Automated end-to-end tests and how they fit into our testing culture
We move fast at Carousell. We update and release brand-new versions of our Android and iOS app every week. This adds up to a whopping 50 versions each year, each targeting multiple marketplaces with different feature sets and country-specific customisations!
On top of that, there are also nightly releases and the occasional hotfix. Not to forget, we continuously deploy new features on our Web platform.
At Carousell, we take updates and feature roll-outs seriously. But with so many frequent updates, this begs the question: How do we test all this to ensure our users get the best possible experience?
Nightmares of release day
Let’s rewind to early last year, and take a look at how we traditionally tested our releases. Friday, our release day, has always been a dreaded day for our test engineers. We would come to work and install last night’s release candidate, before verifying its stability by manually executing our “sanity tests”.
These sanity tests are a small set of regression tests to ensure the core features of the app still work:
- Can users still sign-up?
- Can they log in?
- Can they list and buy items?
- Does the chat work?
- And so on...
Back then, we had around 50 such test cases that we had to verify. Manually verifying these features was tedious , and we had to repeat it for every build.
If a bug was found we worked together with the development team to create a hotfix and then perform yet another round of sanity to rule out any side-effects of the fix.
This “fun” process would continued and repeated until we had a stable release. It was only then could we start the roll-out at some point late, sometimes very late, on Friday or Saturday morning. It could become quite draining and, sometimes I’d wonder if I’m testing the sanity of the app or myself.
Let’s automate it
Sanity testing with its repeated processes made it a prime candidate for automation. However, our automation engineers were so caught up with manual testing process that this effort never gained traction.

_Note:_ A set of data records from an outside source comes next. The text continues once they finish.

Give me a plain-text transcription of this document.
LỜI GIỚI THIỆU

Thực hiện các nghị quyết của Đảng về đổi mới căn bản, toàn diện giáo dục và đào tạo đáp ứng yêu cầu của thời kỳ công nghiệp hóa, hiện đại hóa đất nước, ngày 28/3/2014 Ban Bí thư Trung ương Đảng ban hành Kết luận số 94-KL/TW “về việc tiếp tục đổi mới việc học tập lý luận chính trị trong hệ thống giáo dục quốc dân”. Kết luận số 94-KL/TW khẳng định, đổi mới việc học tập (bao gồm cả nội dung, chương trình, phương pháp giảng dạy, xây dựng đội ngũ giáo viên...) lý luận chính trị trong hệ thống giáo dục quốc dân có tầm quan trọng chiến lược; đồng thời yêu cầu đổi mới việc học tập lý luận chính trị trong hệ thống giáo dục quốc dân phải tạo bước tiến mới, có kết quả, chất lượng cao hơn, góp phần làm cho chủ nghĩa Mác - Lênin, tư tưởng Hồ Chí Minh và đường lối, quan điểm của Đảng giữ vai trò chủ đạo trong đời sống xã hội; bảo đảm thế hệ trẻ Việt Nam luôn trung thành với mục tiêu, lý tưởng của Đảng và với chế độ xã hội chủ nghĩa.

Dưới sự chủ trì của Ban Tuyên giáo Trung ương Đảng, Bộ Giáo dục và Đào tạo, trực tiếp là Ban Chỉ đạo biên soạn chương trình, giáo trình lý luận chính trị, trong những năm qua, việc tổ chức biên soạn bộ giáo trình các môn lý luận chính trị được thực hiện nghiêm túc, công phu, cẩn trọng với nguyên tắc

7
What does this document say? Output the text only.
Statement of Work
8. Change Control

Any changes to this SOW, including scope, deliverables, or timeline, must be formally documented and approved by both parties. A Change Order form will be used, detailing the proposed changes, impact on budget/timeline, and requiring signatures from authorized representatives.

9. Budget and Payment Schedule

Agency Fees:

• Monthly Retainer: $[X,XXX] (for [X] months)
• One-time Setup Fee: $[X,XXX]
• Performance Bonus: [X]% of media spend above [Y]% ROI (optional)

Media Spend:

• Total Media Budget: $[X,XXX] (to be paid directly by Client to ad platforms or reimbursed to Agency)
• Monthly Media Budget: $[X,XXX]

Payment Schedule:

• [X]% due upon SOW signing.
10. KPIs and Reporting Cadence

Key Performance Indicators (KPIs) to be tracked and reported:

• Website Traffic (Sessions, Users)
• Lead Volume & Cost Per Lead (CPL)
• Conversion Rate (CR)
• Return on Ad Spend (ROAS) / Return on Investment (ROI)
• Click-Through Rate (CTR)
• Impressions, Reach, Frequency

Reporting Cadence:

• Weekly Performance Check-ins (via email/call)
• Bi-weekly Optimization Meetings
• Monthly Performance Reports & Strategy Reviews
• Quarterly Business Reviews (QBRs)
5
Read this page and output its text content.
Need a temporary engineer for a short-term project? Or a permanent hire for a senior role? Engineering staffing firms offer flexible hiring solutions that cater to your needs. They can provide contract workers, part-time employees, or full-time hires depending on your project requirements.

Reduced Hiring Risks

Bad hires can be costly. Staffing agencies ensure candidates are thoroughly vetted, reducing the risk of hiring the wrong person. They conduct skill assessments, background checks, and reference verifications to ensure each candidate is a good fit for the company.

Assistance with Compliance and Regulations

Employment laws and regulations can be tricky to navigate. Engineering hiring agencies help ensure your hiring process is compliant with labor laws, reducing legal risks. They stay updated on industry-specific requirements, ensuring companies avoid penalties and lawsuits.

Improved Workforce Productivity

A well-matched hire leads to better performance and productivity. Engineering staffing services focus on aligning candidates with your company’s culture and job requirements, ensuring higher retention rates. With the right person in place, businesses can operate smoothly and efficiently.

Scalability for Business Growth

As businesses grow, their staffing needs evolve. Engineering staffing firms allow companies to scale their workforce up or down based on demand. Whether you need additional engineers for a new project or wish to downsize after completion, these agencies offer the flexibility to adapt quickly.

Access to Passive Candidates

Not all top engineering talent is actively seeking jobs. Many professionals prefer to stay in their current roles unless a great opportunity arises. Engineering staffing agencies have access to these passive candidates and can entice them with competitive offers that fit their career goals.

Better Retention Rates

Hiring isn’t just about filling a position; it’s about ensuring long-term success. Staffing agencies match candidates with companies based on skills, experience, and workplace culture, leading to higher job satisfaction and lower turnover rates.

Having them dispersed across multiple development teams, and three development centres around the region didn’t help either. To break out of this sanity testing cycle, we decided to create a dedicated test engineering team to work full-time on automation.
First, we revamped our testing framework. Having to test the same (or similar) features on three different platforms, Android, iOS and Web, we decided to build something that allowed us to specify the test steps and most of the page objects only once, and could be re-used across all platforms. Our framework is written in Java and uses Cucumber with Appium (for mobile) and Selenium (for web testing).
Second, we began automating the existing sanity tests and started adding new ones. With this done, we went one step further and set ourselves a more ambitious goal.
What if we don’t run the tests once a day, but use them to verify every single pull request before the author can merge the change into our code base?
This check would give our developers faster feedback about the stability of their change, hence the term “fast feedback tests” (FFT) was born.
We split our regression tests into three sets: Regression, Sanity and FFT, each a subset of the previous one. Regression includes all our automated end-to-end tests and runs once a night. Execution time is not critical here so we can add more complex and specific test cases. Sanity tests are tailored to finish within an hour and are used to verify the stability of each release candidate or hotfix.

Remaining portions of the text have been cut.